O Papa João XXIII, quando pronunciou o discurso de abertura do Concílio, precisou que este não dogmatizaria nem em positivo (cânones) nem em negativo (anátemas); se tratava somente de dar um ensinamento de caráter pastoral; esta seria a distinção de todos os outros Concílios do passado.
À questão da infalibilidade, quando veio à tona numa declaração em 16 de novembro de 1964, que seguia a Lumen Gentium, respondeu:
“só ficarão entendidos como definidos pelo Concílio os pontos de fé e moral que serão claramente designados como tais“.
“Ora, constata o padre Delaye (DTC, tab., col. 4330), o concílio nunca manifestou esta intenção”.
Assim então, o Vaticano II possuía o carisma da infalibilidade, mas ele não o utilizou, pois “uma coisa é possuir uma autoridade, outra coisa é exercer ou não exercer, uma razão, por exemplo aqui, de uma certa concepção da pastoral” (Delaye, id.).
No dia 12 de janeiro de 1966, Paulo VI precisou em efeito que o Concílio “evitou pronunciar definições dogmáticas solenes comprometendo sua infalibilidade”.
Não é então de “ir contra o Espírito Santo” o não tomar por doutrina de fé tais teses, como a liberdade religiosa, o ecumenismo ou a colegialidade.
O que diz o Papa Bento XVI?
Não ao Vaticano II “superdogma”!
“Muitos comentários dão a impressão de que tudo mudou desde o Vaticano II e que tudo aquilo que o precedeu não tem nenhum valor ou, no melhor dos casos, não pode ter valor se não for à luz do Vaticano II… Muitos, aliás, o interpretam como se ele fosse um ‘superdogma’ que tira toda a importância de todo o resto.
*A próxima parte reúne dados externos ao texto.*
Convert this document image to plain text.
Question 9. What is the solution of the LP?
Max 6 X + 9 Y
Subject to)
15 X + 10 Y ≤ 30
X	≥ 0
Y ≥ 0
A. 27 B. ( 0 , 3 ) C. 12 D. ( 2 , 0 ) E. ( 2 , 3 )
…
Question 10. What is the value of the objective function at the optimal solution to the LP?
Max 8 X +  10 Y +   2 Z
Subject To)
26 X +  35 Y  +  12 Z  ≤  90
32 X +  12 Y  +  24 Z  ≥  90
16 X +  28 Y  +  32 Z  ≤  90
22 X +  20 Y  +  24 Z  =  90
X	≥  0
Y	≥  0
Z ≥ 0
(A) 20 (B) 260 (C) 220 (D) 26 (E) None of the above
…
Esta impressão se encontra particularmente reforçada pelos fatos que se produzem com freqüência. Aquilo que era considerado anteriormente como o mais sagrado – a forma transmitida pela liturgia –, aparece de repente como aquilo que está mais proibido e como a única coisa que deve ser certamente deixada de lado.
Nós não toleramos nenhuma crítica das coisas operadas desde o concílio; entretanto, onde estão em jogo as antigas regras ou as grandes verdades de fé, – por exemplo a virgindade corporal de Maria, a ressurreição corporal de Jesus, a imortalidade da alma etc. – não reagimos ou bem o fazemos com moderação extrema.”